“SELENIUM is a free (open-source) automated testing framework used to validate web applications across different browsers and platforms.”[1] It can be especially useful in the automation of file conversion websites where a user uploads their file in one format and then downloads the converted file in the desired format.
Many languages already have libraries for various types of file conversion. In this case, Python has libraries like tabula and pdfminer [4] for the conversion of PDF to Excel. However, these libraries can be harder to implement and less effective on certain types of files. This leaves the use of the previously mentioned file conversion websites. One such website is smallpdf.com which has a OCR based tool for the conversion of PDF to Excel. It is also closed-source and does not have an API, making it a good candidate for this kind of automation.
Steps
When doing webscraping / automation, a useful approach is to start by detailing the steps you would use to do that task manually.
The basic steps to use the Smallpdf site are:
- Load the site in the browser
- Upload the file using drag’n’drop or file explorer
- Download the converted file
With these steps layed out the next step is translate these into Python code that uses Selenium to automate the process.
1. Load the site in the browser
Selenium works using something called a WebDriver - a “browser automation framework”[2] that is able to control a web browser (Chrome, Firefox, etc.). In this case, Python will be used to control the WebDriver and send the desired commands to the browser.

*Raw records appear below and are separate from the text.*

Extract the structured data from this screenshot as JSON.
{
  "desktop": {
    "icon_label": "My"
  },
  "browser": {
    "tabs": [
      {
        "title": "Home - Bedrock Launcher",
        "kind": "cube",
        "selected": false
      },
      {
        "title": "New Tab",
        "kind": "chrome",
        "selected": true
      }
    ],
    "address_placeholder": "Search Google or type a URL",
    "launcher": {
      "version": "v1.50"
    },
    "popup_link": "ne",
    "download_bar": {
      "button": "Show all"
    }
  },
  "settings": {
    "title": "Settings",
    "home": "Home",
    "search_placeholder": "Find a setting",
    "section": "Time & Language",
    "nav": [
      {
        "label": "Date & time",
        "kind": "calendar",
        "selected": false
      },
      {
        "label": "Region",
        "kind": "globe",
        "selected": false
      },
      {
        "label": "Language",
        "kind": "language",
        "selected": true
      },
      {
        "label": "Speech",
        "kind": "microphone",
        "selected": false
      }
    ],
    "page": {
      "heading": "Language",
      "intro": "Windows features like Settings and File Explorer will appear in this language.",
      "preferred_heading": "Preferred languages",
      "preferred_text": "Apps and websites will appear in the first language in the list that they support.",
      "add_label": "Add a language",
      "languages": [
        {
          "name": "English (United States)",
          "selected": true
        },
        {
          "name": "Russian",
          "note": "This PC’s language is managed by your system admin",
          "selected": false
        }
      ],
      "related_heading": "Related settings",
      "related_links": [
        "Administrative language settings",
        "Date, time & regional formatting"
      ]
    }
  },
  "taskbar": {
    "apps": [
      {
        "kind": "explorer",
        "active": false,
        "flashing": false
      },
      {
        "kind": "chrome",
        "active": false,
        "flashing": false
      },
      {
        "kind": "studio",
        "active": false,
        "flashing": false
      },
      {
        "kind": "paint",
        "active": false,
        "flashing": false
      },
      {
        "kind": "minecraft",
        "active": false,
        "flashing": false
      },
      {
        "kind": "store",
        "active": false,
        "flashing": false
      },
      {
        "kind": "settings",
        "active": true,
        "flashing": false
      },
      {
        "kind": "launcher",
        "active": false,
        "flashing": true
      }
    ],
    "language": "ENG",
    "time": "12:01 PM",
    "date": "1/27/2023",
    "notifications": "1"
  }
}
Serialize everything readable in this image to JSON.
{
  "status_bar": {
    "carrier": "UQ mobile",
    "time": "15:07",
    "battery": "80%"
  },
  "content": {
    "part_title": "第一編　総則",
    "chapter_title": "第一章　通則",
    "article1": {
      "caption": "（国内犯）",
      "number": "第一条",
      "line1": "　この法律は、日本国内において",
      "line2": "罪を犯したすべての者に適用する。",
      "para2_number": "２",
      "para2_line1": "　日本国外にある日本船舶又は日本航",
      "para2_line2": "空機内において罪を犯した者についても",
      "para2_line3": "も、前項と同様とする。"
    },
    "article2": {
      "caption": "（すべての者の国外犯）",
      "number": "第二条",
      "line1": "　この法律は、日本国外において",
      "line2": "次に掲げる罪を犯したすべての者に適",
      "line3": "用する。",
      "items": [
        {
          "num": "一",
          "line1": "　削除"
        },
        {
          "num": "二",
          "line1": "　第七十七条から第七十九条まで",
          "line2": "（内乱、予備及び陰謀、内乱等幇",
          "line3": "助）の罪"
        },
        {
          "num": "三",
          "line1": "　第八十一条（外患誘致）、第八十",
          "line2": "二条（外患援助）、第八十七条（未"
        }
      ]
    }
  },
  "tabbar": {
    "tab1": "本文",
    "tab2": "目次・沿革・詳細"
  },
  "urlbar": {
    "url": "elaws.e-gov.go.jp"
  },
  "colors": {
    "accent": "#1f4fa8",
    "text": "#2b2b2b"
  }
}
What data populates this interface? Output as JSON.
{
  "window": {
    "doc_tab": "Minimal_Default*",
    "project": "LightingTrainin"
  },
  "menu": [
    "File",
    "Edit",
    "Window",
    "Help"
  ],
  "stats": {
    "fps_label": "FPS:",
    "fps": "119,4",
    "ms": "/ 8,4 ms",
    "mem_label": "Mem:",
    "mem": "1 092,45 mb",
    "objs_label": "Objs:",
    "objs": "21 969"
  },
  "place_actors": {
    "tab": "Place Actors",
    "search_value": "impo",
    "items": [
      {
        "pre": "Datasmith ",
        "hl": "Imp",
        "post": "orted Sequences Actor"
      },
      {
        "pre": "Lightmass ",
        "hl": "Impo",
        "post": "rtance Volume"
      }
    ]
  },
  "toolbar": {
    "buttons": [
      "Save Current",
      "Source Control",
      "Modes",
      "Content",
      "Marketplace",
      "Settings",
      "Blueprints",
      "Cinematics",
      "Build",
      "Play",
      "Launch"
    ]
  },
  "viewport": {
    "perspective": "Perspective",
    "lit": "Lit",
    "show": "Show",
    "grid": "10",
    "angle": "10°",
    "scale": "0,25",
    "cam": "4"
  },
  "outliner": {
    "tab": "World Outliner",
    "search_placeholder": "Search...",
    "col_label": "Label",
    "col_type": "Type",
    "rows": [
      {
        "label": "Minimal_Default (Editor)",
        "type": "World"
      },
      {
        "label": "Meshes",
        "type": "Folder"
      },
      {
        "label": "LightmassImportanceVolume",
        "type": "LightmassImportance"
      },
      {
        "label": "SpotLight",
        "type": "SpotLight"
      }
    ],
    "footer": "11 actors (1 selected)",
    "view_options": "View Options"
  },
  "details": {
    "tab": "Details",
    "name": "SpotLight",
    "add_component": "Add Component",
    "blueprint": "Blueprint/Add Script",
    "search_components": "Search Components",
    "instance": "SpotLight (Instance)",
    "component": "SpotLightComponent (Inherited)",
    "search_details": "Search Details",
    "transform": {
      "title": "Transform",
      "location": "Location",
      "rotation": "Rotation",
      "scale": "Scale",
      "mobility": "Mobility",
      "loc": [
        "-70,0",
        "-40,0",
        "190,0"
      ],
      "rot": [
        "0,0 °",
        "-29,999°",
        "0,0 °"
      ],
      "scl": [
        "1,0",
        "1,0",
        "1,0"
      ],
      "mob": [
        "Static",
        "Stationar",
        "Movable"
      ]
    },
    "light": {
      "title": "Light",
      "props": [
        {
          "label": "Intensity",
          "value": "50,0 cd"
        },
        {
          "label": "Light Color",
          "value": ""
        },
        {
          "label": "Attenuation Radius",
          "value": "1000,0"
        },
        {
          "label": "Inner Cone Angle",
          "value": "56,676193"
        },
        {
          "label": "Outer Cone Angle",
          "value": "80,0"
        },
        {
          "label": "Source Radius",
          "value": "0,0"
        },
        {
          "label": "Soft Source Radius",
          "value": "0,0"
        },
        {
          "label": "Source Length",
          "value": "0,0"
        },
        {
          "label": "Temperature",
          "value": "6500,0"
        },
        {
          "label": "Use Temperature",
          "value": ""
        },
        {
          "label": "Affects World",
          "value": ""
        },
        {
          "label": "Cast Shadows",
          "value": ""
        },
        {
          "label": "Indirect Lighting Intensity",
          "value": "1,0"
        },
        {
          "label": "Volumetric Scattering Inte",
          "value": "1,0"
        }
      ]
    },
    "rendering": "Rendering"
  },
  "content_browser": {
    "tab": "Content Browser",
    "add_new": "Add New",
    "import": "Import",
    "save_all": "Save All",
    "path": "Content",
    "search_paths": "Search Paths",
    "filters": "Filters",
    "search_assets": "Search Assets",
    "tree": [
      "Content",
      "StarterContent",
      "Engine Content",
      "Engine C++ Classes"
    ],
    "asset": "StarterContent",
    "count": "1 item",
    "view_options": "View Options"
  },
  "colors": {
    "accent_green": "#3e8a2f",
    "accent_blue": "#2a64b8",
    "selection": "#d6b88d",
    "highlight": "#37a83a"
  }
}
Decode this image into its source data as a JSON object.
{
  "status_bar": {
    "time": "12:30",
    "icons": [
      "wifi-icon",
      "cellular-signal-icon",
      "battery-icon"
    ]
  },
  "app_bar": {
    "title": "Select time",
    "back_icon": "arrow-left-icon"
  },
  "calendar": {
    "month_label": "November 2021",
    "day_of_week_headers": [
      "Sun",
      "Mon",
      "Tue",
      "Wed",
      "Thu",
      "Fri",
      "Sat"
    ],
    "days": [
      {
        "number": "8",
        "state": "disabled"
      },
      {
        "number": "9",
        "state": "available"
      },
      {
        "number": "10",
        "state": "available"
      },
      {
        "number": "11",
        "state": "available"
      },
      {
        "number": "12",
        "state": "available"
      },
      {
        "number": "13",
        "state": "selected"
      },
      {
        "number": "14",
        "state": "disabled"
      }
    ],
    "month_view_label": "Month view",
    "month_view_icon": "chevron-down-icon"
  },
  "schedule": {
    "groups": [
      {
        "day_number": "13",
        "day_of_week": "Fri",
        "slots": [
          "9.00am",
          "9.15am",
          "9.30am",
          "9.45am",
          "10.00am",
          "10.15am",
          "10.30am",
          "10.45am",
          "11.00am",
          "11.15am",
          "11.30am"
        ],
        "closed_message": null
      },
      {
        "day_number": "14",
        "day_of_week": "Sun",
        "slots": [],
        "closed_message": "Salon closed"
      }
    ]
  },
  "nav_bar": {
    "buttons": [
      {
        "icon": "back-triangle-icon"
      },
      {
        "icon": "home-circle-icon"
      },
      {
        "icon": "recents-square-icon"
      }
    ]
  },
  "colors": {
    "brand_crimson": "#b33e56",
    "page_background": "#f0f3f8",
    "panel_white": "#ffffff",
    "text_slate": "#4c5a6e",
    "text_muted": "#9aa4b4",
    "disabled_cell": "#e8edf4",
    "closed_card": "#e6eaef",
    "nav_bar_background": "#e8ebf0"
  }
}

The following code will instantiate the a Webdriver for Firefox:
profile = webdriver.FirefoxProfile()
profile.set_preference('browser.download.manager.showWhenStarting', False)
profile.set_preference("browser.helperApps.neverAsk.saveToDisk",
"binary/octet-stream")
driver = webdriver.Firefox(firefox_profile=profile)
Firefox has a default prompt that asks users before downloading and saving a file to disk. As shown, a custom WebDriver profile can be used to prevent this prompt from being displayed. This profile can also be used to configure where files are downloaded by default.
The website can be loaded using the created WebDriver:
driver.get("https://smallpdf.com/pdf-to-excel")
The Firefox browser should pop up on your machine. Note: Selenium allows the browser to be run in the background if desired.
2. Upload the file using drag’n’drop or file explorer
The following code will upload you pdf file to the Smallpdf site:
upload_box = WebDriverWait(driver, 60).until(
EC.visibility_of_element_located((By.ID , "__picker-input"))
)
upload_box.send_keys("filename.pdf")
The WebDriverWait
object, allows your driver to wait for elements to be visible, clickable, etc.
This will prevent your driver from giving commands to use web elements that are not yet rendered by the DOM.
In this case we are waiting for the file input form to load before we upload our file.
In a similar fashion, the convert button is then clicked by XPATH:
convert_to_excel_btn = WebDriverWait(driver, 60).until(
EC.element_to_be_clickable((By.XPATH , "//div[contains(string(), 'Convert to Excel')]"))
)
convert_to_excel_btn.click()
If you are not familiar with XPATH it is used to query and locate elements in the HTML. [3] It comes in handy when doing anything with the web.
3. Download the converted file
Now that our file has been converted by the site it can be downloaded with the following code:
choose_btn = WebDriverWait(driver, 60).until(
EC.element_to_be_clickable((By.XPATH , "//button[contains(string(), 'Choose option')]"))
)
choose_btn.click()
download_btn = WebDriverWait(driver, 60).until(
EC.element_to_be_clickable((By.XPATH , "//a[contains(string(), 'Download')]"))
)
download_btn.click()
driver.close()
This chooses to download the pdf to disk. Smallpdf can also upload to things like Google Drive and Dropbox.
While this process is somewhat focused towards this specific site, the general approach is applicable to other file conversion sites such as image conversion, Powerpoint to PDF, etc.